A well-known aphorism in chemistry is that for every 10° increase in temperature, the rate of a reaction will increase twofold. If the reaction were performed at 45° C predict whether it would occur at twice the rate of the reaction performed at 35° C ?

Yeah, it would, more or less. But it depends on its activation energy, and whether it is close to #"50 kJ/mol"# or not... You'll be within #10%# error if #E_a = 45 - "60 kJ/mol"#.

Well, let's first determine what average activation energy is required to fit to this "aphorism". The well-known Arrhenius equation states:

#k = Ae^(-E_a//RT)#

and we know that #k prop r(t)#, the rate of reaction. Hence,

#(r_2(t))/(r_1(t)) = k_2/k_1 = e^(-E_a/R [1/T_2 - 1/T_1])#

since #E_a# is hardly dependent on temperature.

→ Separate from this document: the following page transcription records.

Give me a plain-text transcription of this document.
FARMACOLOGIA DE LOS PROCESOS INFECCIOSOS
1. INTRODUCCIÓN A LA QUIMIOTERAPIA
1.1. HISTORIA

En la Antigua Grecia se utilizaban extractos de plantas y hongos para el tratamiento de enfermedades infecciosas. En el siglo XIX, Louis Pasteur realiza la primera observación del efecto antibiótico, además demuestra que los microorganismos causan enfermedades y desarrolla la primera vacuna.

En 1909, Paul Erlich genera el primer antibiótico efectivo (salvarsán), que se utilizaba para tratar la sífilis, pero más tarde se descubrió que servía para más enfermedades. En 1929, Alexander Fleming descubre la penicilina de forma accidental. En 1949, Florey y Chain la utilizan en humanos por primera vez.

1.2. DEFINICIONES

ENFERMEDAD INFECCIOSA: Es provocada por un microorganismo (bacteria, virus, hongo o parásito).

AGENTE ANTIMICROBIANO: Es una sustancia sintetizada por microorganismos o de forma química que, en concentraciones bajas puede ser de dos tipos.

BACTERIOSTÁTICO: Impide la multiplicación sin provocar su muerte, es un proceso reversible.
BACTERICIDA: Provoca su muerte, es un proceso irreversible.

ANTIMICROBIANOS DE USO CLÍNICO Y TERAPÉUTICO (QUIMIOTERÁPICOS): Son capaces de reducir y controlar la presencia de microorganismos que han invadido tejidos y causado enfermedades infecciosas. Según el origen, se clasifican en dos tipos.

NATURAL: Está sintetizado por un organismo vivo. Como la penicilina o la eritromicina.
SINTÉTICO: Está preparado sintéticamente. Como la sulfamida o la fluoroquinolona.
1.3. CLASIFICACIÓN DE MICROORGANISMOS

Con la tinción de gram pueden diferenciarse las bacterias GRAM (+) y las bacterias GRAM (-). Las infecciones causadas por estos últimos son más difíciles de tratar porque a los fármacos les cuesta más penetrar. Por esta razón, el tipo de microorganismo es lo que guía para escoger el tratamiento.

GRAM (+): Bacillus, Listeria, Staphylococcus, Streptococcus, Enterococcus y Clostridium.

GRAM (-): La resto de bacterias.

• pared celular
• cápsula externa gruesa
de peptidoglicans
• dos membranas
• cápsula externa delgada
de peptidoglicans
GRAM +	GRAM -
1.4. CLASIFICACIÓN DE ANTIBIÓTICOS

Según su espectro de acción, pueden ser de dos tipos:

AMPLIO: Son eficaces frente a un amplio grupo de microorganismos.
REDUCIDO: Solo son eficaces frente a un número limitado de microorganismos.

We assume that #k_2/k_1 = 2#, and solve for the #E_a# such that this is true.

#color(green)(E_a) = -(Rln(2))/(1/T_2 - 1/T_1) = -(Rln2)/(1/(T+10) - 1/T)#

#= -(Rln2)/(T/(T(T+10)) - (T+10)/(T(T+10)))#

#= -(Rln2)/(-10/(T(T+10))#

#= ((T+10)/10)RTln2#

#= color(green)((T/10 + 1)RTln2)#

where #T# is a lower temperature and #T+10# is #"10 K"# higher. #R = "8.314472 J/mol"cdot"K"#.

Do NOT be confused into thinking that #E_a# depends on the temperature.

All this says is that in order to manage a rate at #T+10# to be twice the rate of #T#, the reaction has to be chosen so that the activation energy is a certain value (i.e. via a catalyst), and depending on the temperature, only certain reactions will follow this "rule".

If we pick #T = "298.15 K"#, then #E_a = "52.95 kJ/mol"#.

We simplify this to find that at standard temperatures, this rule typically holds true if #E_a ~~ "50 kJ/mol"#, a relatively fast reaction.

So let's see if #k_2/k_1 = 2# if we choose a different temperature range. We begin from mid-derivation...

#E_a = (T/10 + 1)RTln(k_2/k_1)#

#ln(k_2/k_1) = E_a/((T/10 + 1)RT)#

#=> color(blue)(k_2/k_1) ~~ "exp"[("50000 J/mol")/(("308.15 K"/10 + 1)("8.314472 J/mol"cdot "K" cdot "308.15 K"))]#

#= color(blue)(1.92)#

Not bad... yeah, it's pretty close to #2#. Verify that if #E_a = "52.95 kJ/mol"#, it would be exactly #2#.